Where is the "polynomial-ness" used in Gauss' lemma?

Question

I stumbled upon this slick proof of Gauss lemma.

Let $A$ be a commutative ring with identity. Call a polynomial $f\in A[x]$ primitive iff the ideal generated by its coefficients is the entire $A$. Let $f, g\in A$ be primitive. Then $fg$ is primitive too.

I regurgitate the proof:

Proof. Suppose not. Then the ideal generated by the coefficients of $fg$ is proper. Since $A$ has identity, we can apply Zorn's lemma and find a maximal ideal $\mathfrak m$ that contains all the coefficients of $fg$. Since $A$ is commutative too, $\mathfrak m$ is prime as well, and hence, $A/\mathfrak m$ an integral domain. Now, we view the coefficients of polynomials in $A[x]$ as the members of $A/\mathfrak m$. Then, $fg = 0$, but $f, g\ne 0$, which violates the integral domain-ness of $A/\mathfrak m[x]$. (For if $f = 0$, then all the coefficients of $f$ would be in $\mathfrak m$, and since $f$ is primitive, $1\in\mathfrak m$, violating the maximality. Similarly, $g\ne 0$.)

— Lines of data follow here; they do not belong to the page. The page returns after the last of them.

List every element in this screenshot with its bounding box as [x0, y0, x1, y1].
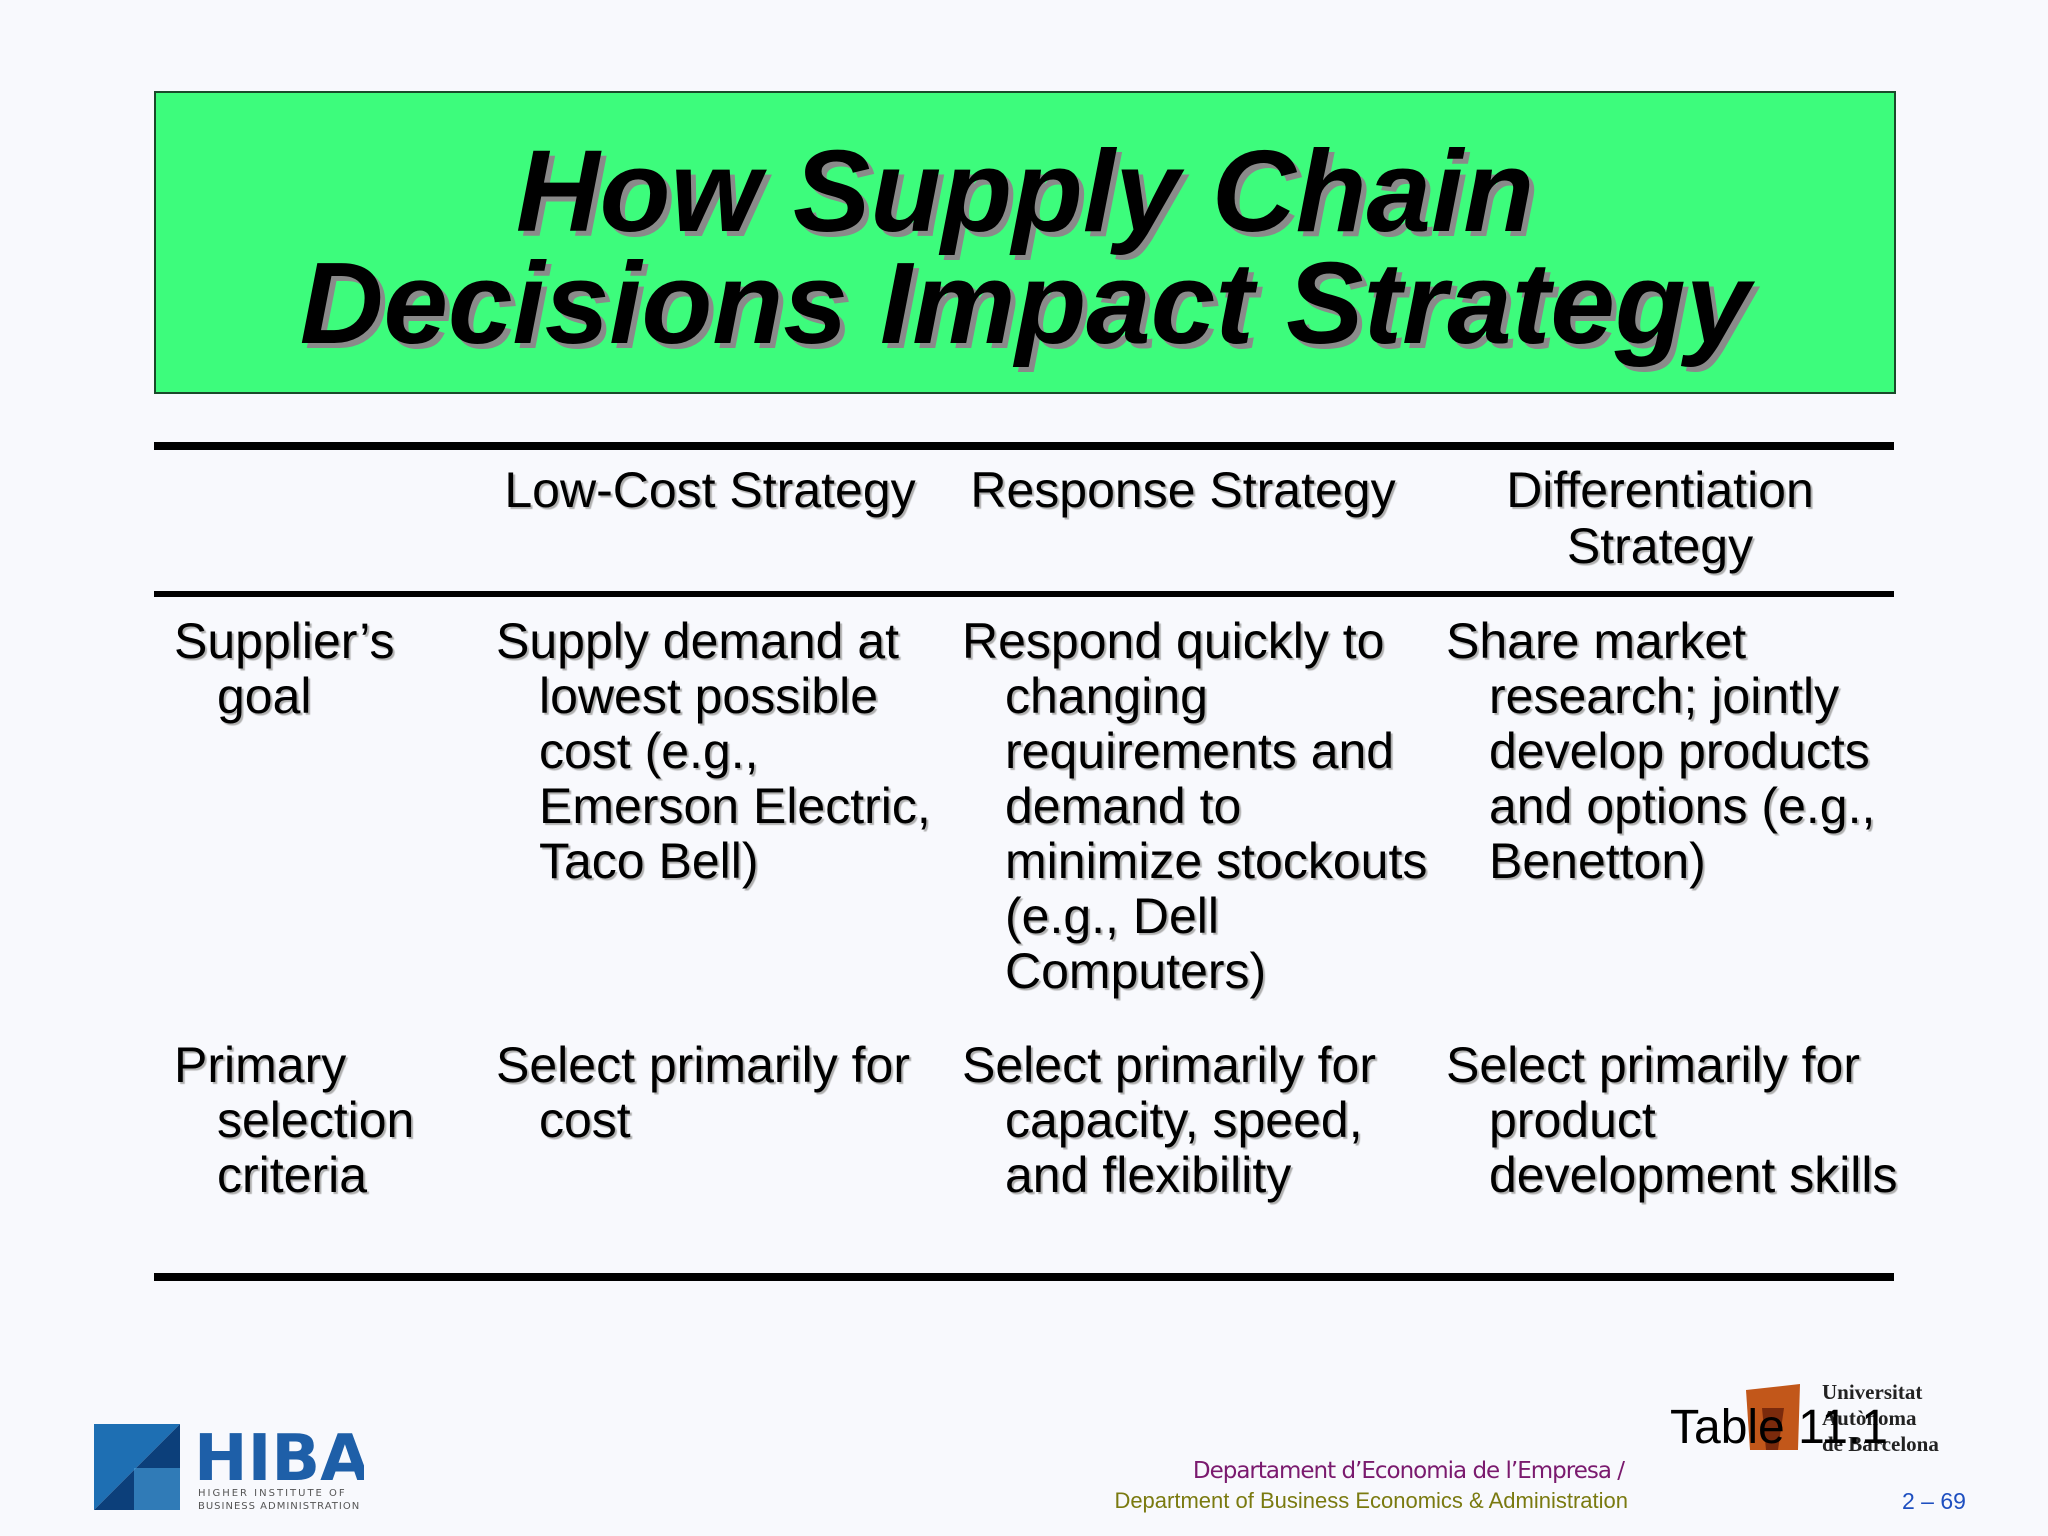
department-en: Department of Business Economics & Admin…	[1114, 1488, 1628, 1513]
table-rule	[154, 442, 1894, 450]
table-cell: Select primarily for product development…	[1446, 1037, 1898, 1203]
logo-text: de Barcelona	[1822, 1432, 1939, 1456]
uab-logo: Universitat Autònoma de Barcelona	[1746, 1380, 1939, 1456]
title-line: How Supply Chain	[515, 126, 1535, 256]
column-header: Response Strategy	[970, 462, 1396, 518]
hiba-logo: HIBA HIGHER INSTITUTE OF BUSINESS ADMINI…	[94, 1422, 364, 1512]
logo-name: HIBA	[194, 1422, 364, 1496]
table-reference: Table 11.1	[1670, 1401, 1888, 1454]
logo-text: Autònoma	[1822, 1406, 1917, 1430]
table-cell: Respond quickly to changing requirements…	[962, 613, 1428, 999]
title-box: How Supply Chain Decisions Impact Strate…	[154, 91, 1896, 394]
logo-text: Universitat	[1822, 1380, 1922, 1404]
column-header: Differentiation Strategy	[1506, 462, 1814, 574]
table-rule	[154, 591, 1894, 597]
table-cell: Select primarily for capacity, speed, an…	[962, 1037, 1376, 1203]
table-cell: Share market research; jointly develop p…	[1446, 613, 1876, 889]
table-cell: Supply demand at lowest possible cost (e…	[496, 613, 931, 889]
row-label: Primary selection criteria	[174, 1037, 415, 1203]
title-line: Decisions Impact Strategy	[299, 238, 1751, 368]
department-ca: Departament d’Economia de l’Empresa /	[1192, 1458, 1625, 1484]
page-number: 2 – 69	[1902, 1488, 1966, 1514]
table-cell: Select primarily for cost	[496, 1037, 910, 1148]
table-rule	[154, 1273, 1894, 1281]
row-label: Supplier’s goal	[174, 613, 395, 724]
logo-text: HIGHER INSTITUTE OF	[198, 1488, 347, 1499]
column-header: Low-Cost Strategy	[504, 462, 916, 518]
logo-text: BUSINESS ADMINISTRATION	[198, 1501, 360, 1512]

Question: It appears as though the definition of polynomial multiplication is nowhere being used in the proof, which is quite counterintuitive!–for we are making a comment about the coefficients of $fg$, which are evaluated from those of $f$ and $g$ by polynomial multiplication.

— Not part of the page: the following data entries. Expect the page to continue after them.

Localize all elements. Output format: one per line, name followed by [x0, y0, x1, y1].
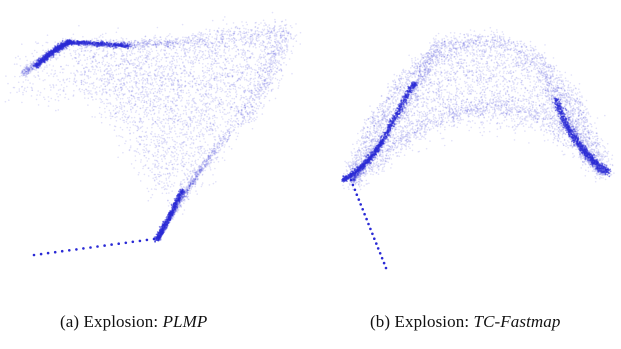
caption-b: (b) Explosion: TC-Fastmap	[370, 312, 560, 332]
point-cloud	[4, 11, 302, 242]
point-cloud	[341, 81, 612, 183]
scatter-plot-tc-fastmap-canvas	[341, 26, 615, 270]
caption-a: (a) Explosion: PLMP	[60, 312, 207, 332]
caption-b-method: TC-Fastmap	[473, 312, 561, 331]
tail-line-plmp	[32, 237, 156, 257]
caption-b-prefix: Explosion:	[394, 312, 470, 331]
caption-a-prefix: Explosion:	[83, 312, 159, 331]
point-cloud	[33, 39, 186, 243]
caption-a-label: (a)	[60, 312, 80, 331]
tail-line-tc-fastmap	[349, 178, 388, 270]
scatter-plot-plmp	[0, 0, 310, 300]
scatter-plot-plmp-canvas	[4, 11, 302, 257]
caption-b-label: (b)	[370, 312, 391, 331]
point-cloud	[342, 26, 615, 191]
scatter-plot-tc-fastmap	[311, 0, 621, 300]
caption-a-method: PLMP	[162, 312, 208, 331]
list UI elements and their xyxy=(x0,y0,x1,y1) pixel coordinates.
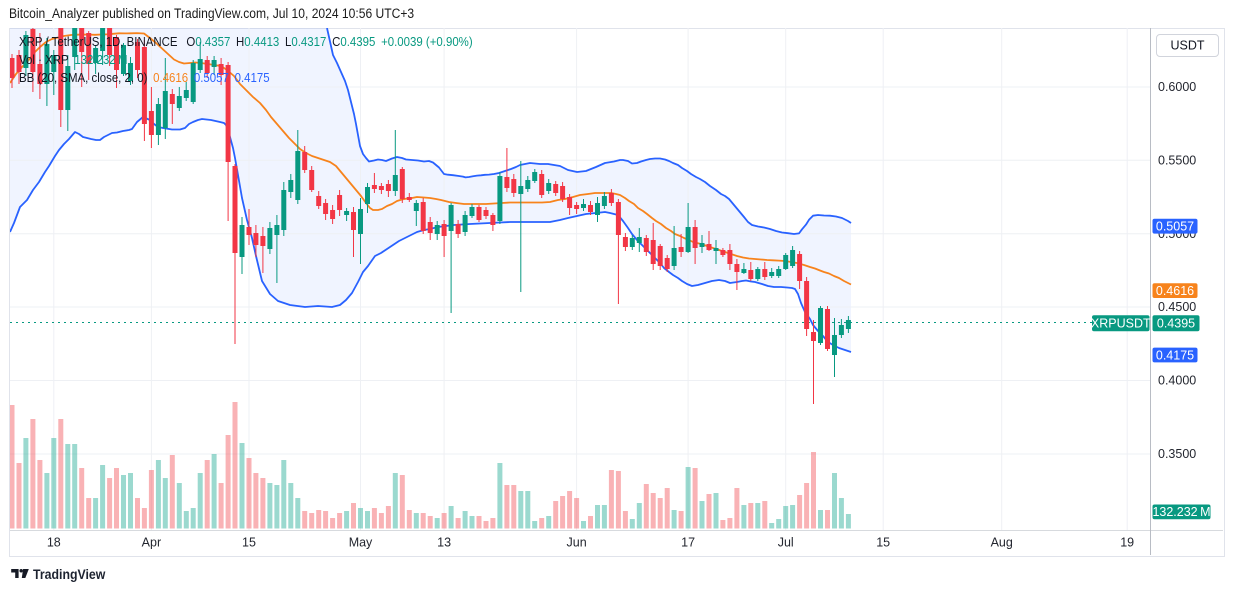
svg-text:0.3500: 0.3500 xyxy=(1158,447,1196,461)
svg-text:15: 15 xyxy=(876,536,890,550)
svg-text:Jun: Jun xyxy=(567,536,587,550)
svg-text:0.5500: 0.5500 xyxy=(1158,153,1196,167)
svg-text:XRPUSDT: XRPUSDT xyxy=(1091,317,1151,331)
svg-text:132.232 M: 132.232 M xyxy=(1152,505,1210,519)
svg-text:0.4395: 0.4395 xyxy=(1157,317,1195,331)
svg-text:18: 18 xyxy=(47,536,61,550)
svg-text:USDT: USDT xyxy=(1170,39,1204,53)
svg-text:Apr: Apr xyxy=(142,536,161,550)
svg-text:Jul: Jul xyxy=(778,536,794,550)
svg-text:0.5057: 0.5057 xyxy=(1156,220,1194,234)
svg-text:0.6000: 0.6000 xyxy=(1158,80,1196,94)
svg-text:15: 15 xyxy=(242,536,256,550)
svg-text:19: 19 xyxy=(1120,536,1134,550)
svg-text:May: May xyxy=(349,536,373,550)
svg-text:0.4500: 0.4500 xyxy=(1158,300,1196,314)
svg-text:0.4175: 0.4175 xyxy=(1156,348,1194,362)
svg-text:0.4616: 0.4616 xyxy=(1156,284,1194,298)
svg-text:0.4000: 0.4000 xyxy=(1158,374,1196,388)
svg-text:Aug: Aug xyxy=(991,536,1013,550)
svg-text:13: 13 xyxy=(437,536,451,550)
svg-text:17: 17 xyxy=(681,536,695,550)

One way that the definition of polynomial multiplication is seeping in is due to the usage of the fact that $R[x]$ is an integral domain if $R$ is one. But this seems to be like a "very little" part of the much more mouthful definition of polynomial multiplication.

Can you spot something?

Answer 1

I have got an answer to my question:

In reasoning inside $A/\mathfrak m[x]$, how do we know that the product of the images of $f$, $g$ (which are polynomials in $A[x]$) is actually the image of the product of $fg$? Well this rests on the fact for any rings $R$, $S$, if $\phi\colon R\to S$ is a homomorphism, then the map $R[x]\to S[x]$ given by $$ a_0 + \cdots + a_n x^n\mapsto \phi(a_0) + \cdots + \phi(a_n) x^n $$ is also a homomorphism. And showing this fact requires the full-blown definition of polynomial multiplication!